The video is titled: “Self Determination and Accountability.” In it, Holmes, an EPNI board member, stands at the Roof Depot site discussing why Green Zones are important.

… without the Southside Green Zone we won’t have recognition for communities like the East Phillips community that are over polluted. … The Southside Green Zone gives us an opportunity to sit on a board that, I believe, gives voice to concerns like [neighborhood pollution], that we can hopefully reach other people in the government, like the City Council, our city, state, and government staff, so when communities like ours fight for environmental justice and rights, that we are actually being heard.

Cassie Holmes

(The Southside Green Zone Board had no impact on the city’s decisions around the Roof Depot site, according to Karen Clark, a board member.)

In 2019, the city updated its mission statement to include language to “dismantle institutional injustice and close disparities in health, housing, public safety and economic opportunities.” In 2020, the City Council declared racism a public health emergency, committing “to allocate funding, staff, and additional resources to actively engage in racial equity …”

The city has voluntarily put itself in a box and made East Phillips the only option for the Water Works yard, in spite of its racial equity commitments. The city made the box; the city can change the box. It depends on its priorities.

East Phillips already overburdened with pollution

Smith Foundry, an air pollution source just across the street from the Roof Depot.

The Public Works expansion in East Phillips will increase the yard’s parking capacity from 350 surface spaces to 888, including a three-story parking ramp. More trucks will be driving through to fuel up.

The city has minimized the resulting pollution increase. The project didn’t require an environmental assessment worksheet (EAW) let alone the stricter environmental impact statement, city documents say.

The city did a voluntary EAW and wrote the Public Work project: “will not significantly contribute to the health burden the residents of East Phillips and surrounding areas already endure.”

The city’s racial equity promises weren’t ‘we’ll only increase your pollution a little.’

The statement acknowledges East Phillips’ current “health burden” and ignores pollution’s cumulative impacts. Area residents already suffer disproportionately from asthma.

Sources of neighborhood air pollution include the Smith Foundry, just across the street from the Roof Depot.
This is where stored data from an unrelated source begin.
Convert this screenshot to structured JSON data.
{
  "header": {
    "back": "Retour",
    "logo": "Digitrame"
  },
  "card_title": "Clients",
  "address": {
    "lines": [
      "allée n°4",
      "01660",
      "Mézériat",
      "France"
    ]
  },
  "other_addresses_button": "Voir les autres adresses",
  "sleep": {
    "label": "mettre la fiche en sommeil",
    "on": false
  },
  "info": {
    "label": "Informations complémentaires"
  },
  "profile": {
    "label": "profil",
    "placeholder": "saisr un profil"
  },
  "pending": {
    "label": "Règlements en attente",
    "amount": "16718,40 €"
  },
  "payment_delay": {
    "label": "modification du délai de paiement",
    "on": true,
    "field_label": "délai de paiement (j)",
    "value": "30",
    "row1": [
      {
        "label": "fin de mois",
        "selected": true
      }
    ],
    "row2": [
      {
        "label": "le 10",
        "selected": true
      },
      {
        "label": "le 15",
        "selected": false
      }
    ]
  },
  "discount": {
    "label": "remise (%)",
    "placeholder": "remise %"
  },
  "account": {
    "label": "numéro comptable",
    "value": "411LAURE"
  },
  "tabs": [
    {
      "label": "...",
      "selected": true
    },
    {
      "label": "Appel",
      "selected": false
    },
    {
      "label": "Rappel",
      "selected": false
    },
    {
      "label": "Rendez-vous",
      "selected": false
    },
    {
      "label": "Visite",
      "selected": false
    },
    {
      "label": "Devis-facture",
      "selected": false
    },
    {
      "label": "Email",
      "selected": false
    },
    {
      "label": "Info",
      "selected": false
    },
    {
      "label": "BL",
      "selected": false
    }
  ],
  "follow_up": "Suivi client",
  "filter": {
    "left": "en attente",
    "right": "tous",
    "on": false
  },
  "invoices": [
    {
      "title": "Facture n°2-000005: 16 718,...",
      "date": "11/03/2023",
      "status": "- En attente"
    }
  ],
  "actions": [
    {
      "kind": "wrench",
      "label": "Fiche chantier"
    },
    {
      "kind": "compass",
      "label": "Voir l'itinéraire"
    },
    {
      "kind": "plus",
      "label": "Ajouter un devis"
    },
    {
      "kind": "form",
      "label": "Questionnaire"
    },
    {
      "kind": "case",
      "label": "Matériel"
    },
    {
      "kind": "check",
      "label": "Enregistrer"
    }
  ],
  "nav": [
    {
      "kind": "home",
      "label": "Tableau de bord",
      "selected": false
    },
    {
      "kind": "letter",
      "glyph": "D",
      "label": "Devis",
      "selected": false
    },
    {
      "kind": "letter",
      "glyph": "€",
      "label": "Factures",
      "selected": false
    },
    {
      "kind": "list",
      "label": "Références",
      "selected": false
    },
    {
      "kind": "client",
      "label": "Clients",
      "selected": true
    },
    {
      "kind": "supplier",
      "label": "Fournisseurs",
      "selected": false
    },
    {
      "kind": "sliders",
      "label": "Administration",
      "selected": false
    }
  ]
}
Just west of the foundry is Bituminous Roadways, an asphalt plant. Just to the east is the busy Hiawatha Avenue.

The federal government’s news release on its Environmental Justice Index gives the following example how “environmental burden” affects residents’ health. Take two people with asthma. “One person lives in a community with elevated air pollution, and the other person does not. While both people have asthma, the person living in the community with elevated air pollution may be more likely to be hospitalized …”

Bituminous Roadways, another pollution source, is one block from the Roof Depot.

Even if the city’s Public Works plan only increases East Phillips’ air pollution a little, a matter of dispute, the city’s racial equity promises weren’t “we’ll only increase your pollution a little.” The commitment is to reduce disparities, period.

East Phillips residents also worry that demolition and construction on the Roof Depot site will stir up underground arsenic pollution leftover from a former pesticide plant. As of Thursday, EPNI had failed to get a meeting with city consultants to understand how they plan to deal with the arsenic, should the project move forward.

In his Aug. 15 budget address, Mayor Frey said: “Right now in our city – and in our country – a new normal requires deep commitment to race equity. It requires a commitment not just in words but in action.”

In East Phillips, the mayor’s words and actions ring hollow.